Vermont residents battled epic flooding on Monday after the remnants of Hurricane Irene set off the state’s worst flooding in nearly 40 years, washing out roads and knocking out power.

At least one person was killed after being swept into a swollen river in the mountainous, land-locked New England state, which rarely sees tropical storms.
Homes and businesses were flooded after 7 inches of rain inundated the state from Irene, which had been reduced to a tropical storm by the time it reached Vermont on Sunday. Floodwaters gushed through downtown Brattleboro, an artsy community of 12,000 along the Connecticut River.
On Monday, President Barack Obama signed Vermont’s emergency declaration, directing federal aid to supplement state and local response efforts, NBC News reported.

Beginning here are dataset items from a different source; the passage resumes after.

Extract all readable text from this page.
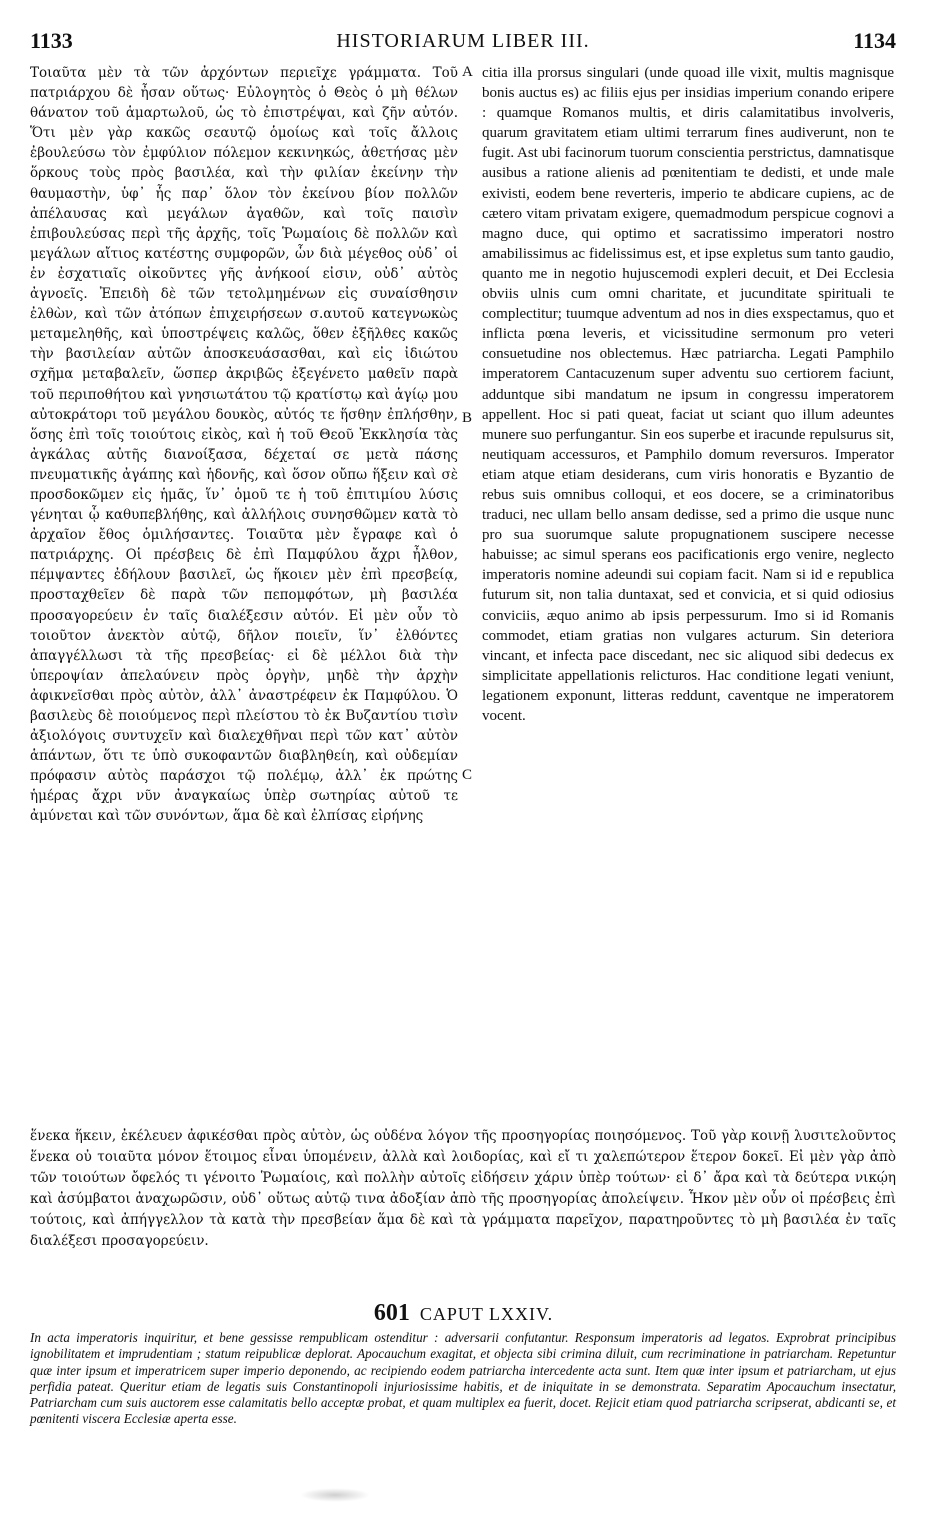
1133	HISTORIARUM LIBER III.	1134

Τοιαῦτα μὲν τὰ τῶν ἀρχόντων περιεῖχε γράμματα. Τοῦ πατριάρχου δὲ ἦσαν οὕτως· Εὐλογητὸς ὁ Θεὸς ὁ μὴ θέλων θάνατον τοῦ ἁμαρτωλοῦ, ὡς τὸ ἐπιστρέψαι, καὶ ζῆν αὐτόν. Ὅτι μὲν γὰρ κακῶς σεαυτῷ ὁμοίως καὶ τοῖς ἄλλοις ἐβουλεύσω τὸν ἐμφύλιον πόλεμον κεκινηκώς, ἀθετήσας μὲν ὅρκους τοὺς πρὸς βασιλέα, καὶ τὴν φιλίαν ἐκείνην τὴν θαυμαστὴν, ὑφ᾽ ἧς παρ᾽ ὅλον τὸν ἐκείνου βίον πολλῶν ἀπέλαυσας καὶ μεγάλων ἀγαθῶν, καὶ τοῖς παισὶν ἐπιβουλεύσας περὶ τῆς ἀρχῆς, τοῖς Ῥωμαίοις δὲ πολλῶν καὶ μεγάλων αἴτιος κατέστης συμφορῶν, ὧν διὰ μέγεθος οὐδ᾽ οἱ ἐν ἐσχατιαῖς οἰκοῦντες γῆς ἀνήκοοί εἰσιν, οὐδ᾽ αὐτὸς ἀγνοεῖς. Ἐπειδὴ δὲ τῶν τετολμημένων εἰς συναίσθησιν ἐλθὼν, καὶ τῶν ἀτόπων ἐπιχειρήσεων σ.αυτοῦ κατεγνωκὼς μεταμεληθῆς, καὶ ὑποστρέψεις καλῶς, ὅθεν ἐξῆλθες κακῶς τὴν βασιλείαν αὐτῶν ἀποσκευάσασθαι, καὶ εἰς ἰδιώτου σχῆμα μεταβαλεῖν, ὥσπερ ἀκριβῶς ἐξεγένετο μαθεῖν παρὰ τοῦ περιποθήτου καὶ γνησιωτάτου τῷ κρατίστῳ καὶ ἁγίῳ μου αὐτοκράτορι τοῦ μεγάλου δουκὸς, αὐτός τε ἥσθην ἐπλήσθην, ὅσης ἐπὶ τοῖς τοιούτοις εἰκὸς, καὶ ἡ τοῦ Θεοῦ Ἐκκλησία τὰς ἀγκάλας αὐτῆς διανοίξασα, δέχεταί σε μετὰ πάσης πνευματικῆς ἀγάπης καὶ ἡδονῆς, καὶ ὅσον οὔπω ἥξειν καὶ σὲ προσδοκῶμεν εἰς ἡμᾶς, ἵν᾽ ὁμοῦ τε ἡ τοῦ ἐπιτιμίου λύσις γένηται ᾧ καθυπεβλήθης, καὶ ἀλλήλοις συνησθῶμεν κατὰ τὸ ἀρχαῖον ἔθος ὁμιλήσαντες. Τοιαῦτα μὲν ἔγραφε καὶ ὁ πατριάρχης. Οἱ πρέσβεις δὲ ἐπὶ Παμφύλου ἄχρι ἦλθον, πέμψαντες ἐδήλουν βασιλεῖ, ὡς ἥκοιεν μὲν ἐπὶ πρεσβείᾳ, προσταχθεῖεν δὲ παρὰ τῶν πεπομφότων, μὴ βασιλέα προσαγορεύειν ἐν ταῖς διαλέξεσιν αὐτόν. Εἰ μὲν οὖν τὸ τοιοῦτον ἀνεκτὸν αὐτῷ, δῆλον ποιεῖν, ἵν᾽ ἐλθόντες ἀπαγγέλλωσι τὰ τῆς πρεσβείας· εἰ δὲ μέλλοι διὰ τὴν ὑπεροψίαν ἀπελαύνειν πρὸς ὀργὴν, μηδὲ τὴν ἀρχὴν ἀφικνεῖσθαι πρὸς αὐτὸν, ἀλλ᾽ ἀναστρέφειν ἐκ Παμφύλου. Ὁ βασιλεὺς δὲ ποιούμενος περὶ πλείστου τὸ ἐκ Βυζαντίου τισὶν ἀξιολόγοις συντυχεῖν καὶ διαλεχθῆναι περὶ τῶν κατ᾽ αὐτὸν ἁπάντων, ὅτι τε ὑπὸ συκοφαντῶν διαβληθείη, καὶ οὐδεμίαν πρόφασιν αὐτὸς παράσχοι τῷ πολέμῳ, ἀλλ᾽ ἐκ πρώτης ἡμέρας ἄχρι νῦν ἀναγκαίως ὑπὲρ σωτηρίας αὐτοῦ τε ἀμύνεται καὶ τῶν συνόντων, ἅμα δὲ καὶ ἐλπίσας εἰρήνης

A
B
C

citia illa prorsus singulari (unde quoad ille vixit, multis magnisque bonis auctus es) ac filiis ejus per insidias imperium conando eripere : quamque Romanos multis, et diris calamitatibus involveris, quarum gravitatem etiam ultimi terrarum fines audiverunt, non te fugit. Ast ubi facinorum tuorum conscientia perstrictus, damnatisque ausibus a ratione alienis ad pœnitentiam te dedisti, et unde male exivisti, eodem bene reverteris, imperio te abdicare cupiens, ac de cætero vitam privatam exigere, quemadmodum perspicue cognovi a magno duce, qui optimo et sacratissimo imperatori nostro amabilissimus ac fidelissimus est, et ipse expletus sum tanto gaudio, quanto me in negotio hujuscemodi expleri decuit, et Dei Ecclesia obviis ulnis cum omni charitate, et jucunditate spirituali te complectitur; tuumque adventum ad nos in dies exspectamus, quo et inflicta pœna leveris, et vicissitudine sermonum pro veteri consuetudine nos oblectemus. Hæc patriarcha. Legati Pamphilo imperatorem Cantacuzenum super adventu suo certiorem faciunt, adduntque sibi mandatum ne ipsum in congressu imperatorem appellent. Hoc si pati queat, faciat ut sciant quo illum adeuntes munere suo perfungantur. Sin eos superbe et iracunde repulsurus sit, neutiquam accessuros, et Pamphilo domum reversuros. Imperator etiam atque etiam desiderans, cum viris honoratis e Byzantio de rebus suis omnibus colloqui, et eos docere, se a criminatoribus traduci, nec ullam bello ansam dedisse, sed a primo die usque nunc pro sua suorumque salute propugnationem suscipere necesse habuisse; ac simul sperans eos pacificationis ergo venire, neglecto imperatoris nomine adeundi sui copiam facit. Nam si id e republica futurum sit, non talia duntaxat, sed et convicia, et si quid odiosius conviciis, æquo animo ab ipsis perpessurum. Imo si id Romanis commodet, etiam gratias non vulgares acturum. Sin deteriora vincant, et infecta pace discedant, nec sic aliquod sibi dedecus ex simplicitate appellationis relicturos. Hac conditione legati veniunt, legationem exponunt, litteras reddunt, caventque ne imperatorem vocent.

ἕνεκα ἥκειν, ἐκέλευεν ἀφικέσθαι πρὸς αὐτὸν, ὡς οὐδένα λόγον τῆς προσηγορίας ποιησόμενος. Τοῦ γὰρ κοινῇ λυσιτελοῦντος ἕνεκα οὐ τοιαῦτα μόνον ἕτοιμος εἶναι ὑπομένειν, ἀλλὰ καὶ λοιδορίας, καὶ εἴ τι χαλεπώτερον ἕτερον δοκεῖ. Εἰ μὲν γὰρ ἀπὸ τῶν τοιούτων ὄφελός τι γένοιτο Ῥωμαίοις, καὶ πολλὴν αὐτοῖς εἰδήσειν χάριν ὑπὲρ τούτων· εἰ δ᾽ ἄρα καὶ τὰ δεύτερα νικῴη καὶ ἀσύμβατοι ἀναχωρῶσιν, οὐδ᾽ οὕτως αὐτῷ τινα ἀδοξίαν ἀπὸ τῆς προσηγορίας ἀπολείψειν. Ἧκον μὲν οὖν οἱ πρέσβεις ἐπὶ τούτοις, καὶ ἀπήγγελλον τὰ κατὰ τὴν πρεσβείαν ἅμα δὲ καὶ τὰ γράμματα παρεῖχον, παρατηροῦντες τὸ μὴ βασιλέα ἐν ταῖς διαλέξεσι προσαγορεύειν.

601 CAPUT LXXIV.

In acta imperatoris inquiritur, et bene gessisse rempublicam ostenditur : adversarii confutantur. Responsum imperatoris ad legatos. Exprobrat principibus ignobilitatem et imprudentiam ; statum reipublicæ deplorat. Apocauchum exagitat, et objecta sibi crimina diluit, cum recriminatione in patriarcham. Repetuntur quæ inter ipsum et imperatricem super imperio deponendo, ac recipiendo eodem patriarcha intercedente acta sunt. Item quæ inter ipsum et patriarcham, ut ejus perfidia pateat. Queritur etiam de legatis suis Constantinopoli injuriosissime habitis, et de iniquitate in se demonstrata. Separatim Apocauchum insectatur, Patriarcham cum suis auctorem esse calamitatis bello acceptæ probat, et quam multiplex ea fuerit, docet. Rejicit etiam quod patriarcha scripserat, abdicanti se, et pœnitenti viscera Ecclesiæ aperta esse.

Irene left millions without power across much of the Eastern Seaboard, was blamed for at least 25 deaths and forced airlines to cancel more than 12,000 flights . Rivers and creeks turned into raging torrents tumbling with tree limbs and parts of buildings in northern New England and upstate New York.
The National Weather Service issued a series of flood warnings early Monday morning for rivers in New Hampshire, Vermont, Massachusetts, Connecticut, Rhode Island, New York and Virginia.
Overnight every single road in Vermont — except interstate highways Routes 89 and 91 — was closed at one point due to flooding, Robert Stirewalt, a spokesman for the Vermont Emergency Management Agency said on Monday.
“Things are bad throughout the state and we are just starting the recovery process in the light of day,” he said. “It is too early to say what the damage will be as we assess it and we hope it won’t be more extensive than last night indicated.”